We’ve been using Graylog for a while for various things and found it to be a great product. However we’re now trying to build a data archive for one of our systems, which will keep 14 days of data (read off Kafka topics) for a total of about 5TB (1100 Million Messages) and I feel like I’m a bit out of my depth with sizing and optimisation of my indices.
Currently what I have (due to budget more than anything) is a single machine with an i5 Quad Core, 14GB RAM, 3 SSDs in RAID0 for total of about 600GB storage. I’ve given Elasticsearch 6GB heap and Graylog 2GB and everything is working nicely at about 1000 messages a second (but not much retention obviously).

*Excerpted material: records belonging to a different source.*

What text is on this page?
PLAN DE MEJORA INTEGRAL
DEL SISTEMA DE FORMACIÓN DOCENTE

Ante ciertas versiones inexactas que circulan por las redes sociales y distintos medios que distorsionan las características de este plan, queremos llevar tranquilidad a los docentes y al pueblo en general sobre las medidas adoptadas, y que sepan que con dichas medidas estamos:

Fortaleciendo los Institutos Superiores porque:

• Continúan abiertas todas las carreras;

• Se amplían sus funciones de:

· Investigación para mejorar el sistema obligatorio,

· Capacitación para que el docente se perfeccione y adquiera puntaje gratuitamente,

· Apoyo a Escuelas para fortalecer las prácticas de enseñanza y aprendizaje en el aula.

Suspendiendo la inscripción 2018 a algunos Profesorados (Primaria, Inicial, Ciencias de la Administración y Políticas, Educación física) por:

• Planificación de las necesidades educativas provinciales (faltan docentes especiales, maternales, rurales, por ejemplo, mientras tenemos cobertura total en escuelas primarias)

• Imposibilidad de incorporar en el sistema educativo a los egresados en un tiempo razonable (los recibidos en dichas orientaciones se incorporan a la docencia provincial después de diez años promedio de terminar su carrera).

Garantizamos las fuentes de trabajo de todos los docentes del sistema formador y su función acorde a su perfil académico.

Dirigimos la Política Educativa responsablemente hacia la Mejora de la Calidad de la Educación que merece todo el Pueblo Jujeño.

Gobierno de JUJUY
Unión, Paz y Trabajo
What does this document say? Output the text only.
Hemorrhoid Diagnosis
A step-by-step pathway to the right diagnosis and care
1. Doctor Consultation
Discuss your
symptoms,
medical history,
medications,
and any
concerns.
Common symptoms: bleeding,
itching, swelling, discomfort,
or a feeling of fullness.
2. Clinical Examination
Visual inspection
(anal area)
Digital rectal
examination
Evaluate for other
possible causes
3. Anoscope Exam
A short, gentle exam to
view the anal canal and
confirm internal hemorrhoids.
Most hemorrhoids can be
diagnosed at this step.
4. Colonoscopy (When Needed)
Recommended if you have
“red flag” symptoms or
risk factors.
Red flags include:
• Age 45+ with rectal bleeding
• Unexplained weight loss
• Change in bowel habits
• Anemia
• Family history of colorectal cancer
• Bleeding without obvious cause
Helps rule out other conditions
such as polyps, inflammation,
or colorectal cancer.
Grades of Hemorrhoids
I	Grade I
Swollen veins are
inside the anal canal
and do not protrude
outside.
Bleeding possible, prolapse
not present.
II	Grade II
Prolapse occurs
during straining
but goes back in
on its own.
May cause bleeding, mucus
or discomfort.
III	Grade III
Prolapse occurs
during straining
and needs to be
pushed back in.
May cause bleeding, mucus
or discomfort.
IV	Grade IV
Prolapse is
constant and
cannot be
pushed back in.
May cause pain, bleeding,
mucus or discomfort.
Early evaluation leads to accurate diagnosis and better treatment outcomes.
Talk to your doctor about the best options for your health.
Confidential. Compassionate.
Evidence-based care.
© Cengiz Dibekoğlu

I’ve got 3 index sets and have configured each Index to roll over at 1GB (which works out at about 100000 messages) and to delete after I reach 100 indices (per set). Right now I’ve got 1 shard per index and no replicas.
I guess my first question is, do I have a hope of just throwing more SSDs in this machine (and increasing the number of old indices I keep) and it being able to cope with 14 days of data?
My second question is whether I’m even close to the right parameters with 1 shard per index and 1GB index size?
I’ve done a lot of reading on Elasticsearch and Graylog but not found any real answers unfortunately. Other than coming to the conclusion I might be being a bit optimistic about this single machine being able to cope with the amount of data I want to keep.
Oh and I know I’m running a massive risk running a single machine with RAID0 but for the moment I have a very limited budget.
Any guidance (or telling me I’m deluded) is much appreciated.